Scatenare la bellezza: il paradosso del dolore
Che senso ha la morte? Come tollerarla? Non lo ammettiamo, osservava il poeta Lucrezio, ma la causa delle nostre inquietudini, del nostro scontento, della nostra infelicità è una sola: la paura della morte, questo scandalo insopportabile, la consapevolezza sgomenta che non ci saremo più.
Forse è proprio per rispondere a queste domande che sono nate la filosofia e la religione. Anche la scienza, si pensi alle ricerche sulla clonazione e l’ibernazione, è animata dal desiderio di prolungare la vita quanto più possibile, sconfiggendo così la morte. Non c’è niente di più sbagliato per Epicuro: «La morte non è nulla per noi». Davvero?

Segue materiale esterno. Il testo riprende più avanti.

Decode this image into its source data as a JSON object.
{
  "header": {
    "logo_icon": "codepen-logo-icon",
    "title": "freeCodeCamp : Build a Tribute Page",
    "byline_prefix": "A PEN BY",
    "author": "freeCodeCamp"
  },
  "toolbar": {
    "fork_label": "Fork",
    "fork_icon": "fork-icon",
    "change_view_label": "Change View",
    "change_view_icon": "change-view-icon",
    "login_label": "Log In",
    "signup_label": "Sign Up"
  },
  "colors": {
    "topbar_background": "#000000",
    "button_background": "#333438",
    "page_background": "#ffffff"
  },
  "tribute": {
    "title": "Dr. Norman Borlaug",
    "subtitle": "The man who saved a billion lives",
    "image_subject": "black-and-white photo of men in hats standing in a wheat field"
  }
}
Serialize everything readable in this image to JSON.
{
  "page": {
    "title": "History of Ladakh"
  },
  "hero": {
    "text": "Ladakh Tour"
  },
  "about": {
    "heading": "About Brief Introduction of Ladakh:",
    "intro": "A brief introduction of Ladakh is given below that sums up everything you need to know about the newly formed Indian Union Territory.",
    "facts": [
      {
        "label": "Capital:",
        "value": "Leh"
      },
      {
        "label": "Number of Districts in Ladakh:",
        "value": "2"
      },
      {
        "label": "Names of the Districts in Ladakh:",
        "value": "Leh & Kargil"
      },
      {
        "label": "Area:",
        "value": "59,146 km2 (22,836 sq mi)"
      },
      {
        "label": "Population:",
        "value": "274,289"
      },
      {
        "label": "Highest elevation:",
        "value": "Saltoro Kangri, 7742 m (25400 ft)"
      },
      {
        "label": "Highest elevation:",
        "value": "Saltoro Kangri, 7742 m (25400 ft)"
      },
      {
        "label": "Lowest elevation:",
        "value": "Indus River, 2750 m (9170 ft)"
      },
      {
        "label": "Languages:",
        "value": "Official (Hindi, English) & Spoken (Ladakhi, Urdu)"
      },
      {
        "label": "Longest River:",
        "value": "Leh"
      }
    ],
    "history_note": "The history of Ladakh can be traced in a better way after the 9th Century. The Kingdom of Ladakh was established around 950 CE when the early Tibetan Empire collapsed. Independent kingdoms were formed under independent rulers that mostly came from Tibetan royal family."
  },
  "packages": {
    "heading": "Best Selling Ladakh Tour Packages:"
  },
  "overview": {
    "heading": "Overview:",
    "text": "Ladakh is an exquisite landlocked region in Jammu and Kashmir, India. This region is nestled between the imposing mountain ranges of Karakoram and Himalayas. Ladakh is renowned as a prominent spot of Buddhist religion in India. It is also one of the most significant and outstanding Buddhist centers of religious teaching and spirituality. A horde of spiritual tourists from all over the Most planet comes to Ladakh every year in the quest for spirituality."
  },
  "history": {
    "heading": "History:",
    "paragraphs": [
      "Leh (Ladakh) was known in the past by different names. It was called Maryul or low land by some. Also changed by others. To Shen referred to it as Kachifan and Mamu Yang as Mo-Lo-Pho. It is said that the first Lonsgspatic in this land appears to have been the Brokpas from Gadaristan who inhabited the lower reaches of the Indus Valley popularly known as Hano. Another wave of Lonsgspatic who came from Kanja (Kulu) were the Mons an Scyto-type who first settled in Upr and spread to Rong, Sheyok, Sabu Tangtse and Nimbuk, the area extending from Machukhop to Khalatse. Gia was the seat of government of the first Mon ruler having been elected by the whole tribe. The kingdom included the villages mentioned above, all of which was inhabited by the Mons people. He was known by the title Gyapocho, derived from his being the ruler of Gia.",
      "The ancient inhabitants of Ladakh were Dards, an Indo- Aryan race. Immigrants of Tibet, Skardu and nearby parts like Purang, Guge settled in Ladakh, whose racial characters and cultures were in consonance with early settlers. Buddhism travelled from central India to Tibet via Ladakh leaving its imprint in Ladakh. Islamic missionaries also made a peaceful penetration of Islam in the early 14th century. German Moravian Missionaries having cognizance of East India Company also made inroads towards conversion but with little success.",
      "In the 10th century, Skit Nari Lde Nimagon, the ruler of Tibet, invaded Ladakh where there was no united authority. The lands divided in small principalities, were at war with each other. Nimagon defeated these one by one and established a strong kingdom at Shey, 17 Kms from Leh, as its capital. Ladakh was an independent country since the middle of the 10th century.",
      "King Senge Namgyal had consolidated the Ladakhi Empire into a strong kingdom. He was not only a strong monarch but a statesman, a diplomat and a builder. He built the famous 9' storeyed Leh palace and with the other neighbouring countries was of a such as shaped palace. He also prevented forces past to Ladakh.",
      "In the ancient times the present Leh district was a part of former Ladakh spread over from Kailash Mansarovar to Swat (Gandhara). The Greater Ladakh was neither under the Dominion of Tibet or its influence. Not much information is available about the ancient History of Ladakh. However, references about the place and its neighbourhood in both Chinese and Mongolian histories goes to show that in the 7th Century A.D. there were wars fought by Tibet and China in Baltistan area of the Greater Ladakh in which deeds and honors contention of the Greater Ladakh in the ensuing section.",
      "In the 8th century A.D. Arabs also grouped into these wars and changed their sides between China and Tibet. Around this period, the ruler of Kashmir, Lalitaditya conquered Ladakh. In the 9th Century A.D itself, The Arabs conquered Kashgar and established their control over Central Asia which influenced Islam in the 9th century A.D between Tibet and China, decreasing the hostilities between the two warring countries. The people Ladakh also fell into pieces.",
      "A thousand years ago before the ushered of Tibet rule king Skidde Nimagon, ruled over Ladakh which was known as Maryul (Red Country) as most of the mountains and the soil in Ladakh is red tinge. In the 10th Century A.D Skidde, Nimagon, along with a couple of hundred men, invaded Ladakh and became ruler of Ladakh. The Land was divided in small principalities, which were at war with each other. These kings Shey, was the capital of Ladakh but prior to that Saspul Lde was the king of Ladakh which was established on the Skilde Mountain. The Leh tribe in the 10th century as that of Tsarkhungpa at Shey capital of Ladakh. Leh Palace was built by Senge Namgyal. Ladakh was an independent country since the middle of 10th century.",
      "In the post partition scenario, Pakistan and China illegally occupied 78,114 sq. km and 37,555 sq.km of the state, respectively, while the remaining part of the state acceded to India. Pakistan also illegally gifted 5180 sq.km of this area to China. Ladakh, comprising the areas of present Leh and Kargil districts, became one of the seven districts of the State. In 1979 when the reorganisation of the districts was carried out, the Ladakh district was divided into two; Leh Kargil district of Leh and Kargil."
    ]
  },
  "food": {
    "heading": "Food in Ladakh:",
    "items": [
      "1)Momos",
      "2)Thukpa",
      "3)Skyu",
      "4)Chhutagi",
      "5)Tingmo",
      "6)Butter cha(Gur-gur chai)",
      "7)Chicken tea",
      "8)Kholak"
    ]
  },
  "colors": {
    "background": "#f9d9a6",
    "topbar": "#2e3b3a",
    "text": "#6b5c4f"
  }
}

Di certo Epicuro ha qualche ragione da far valere. Noi siamo questo nostro corpo vivente e intelligente, un composto di atomi; la morte è il disgregarsi di questo corpo. Quando ci siamo noi, dunque, la morte non c’è e quando c’è la morte non ci siamo noi. Perché preoccuparci di qualcosa che non ci riguarda? Del resto, perché voler continuare a vivere all’infinito, per l’eternità? Uno spettacolo non è bello, proprio perché a un certo punto finisce? E poi, non ci angosciamo certo perché non c’eravamo quando Leonardo dipingeva i suoi capolavori. Ma se non c’importa del fatto che non c’eravamo prima, perché dovremo angosciarci di sapere che non ci saremo dopo? E ancora: se non ci fossero morti ma solo nascite, il mondo diventerebbe un posto orribilmente pieno: chi ci vorrebbe vivere? Insomma, liberiamoci da questa angoscia, che avvelena le nostre giornate, e vivremo felici come dèi.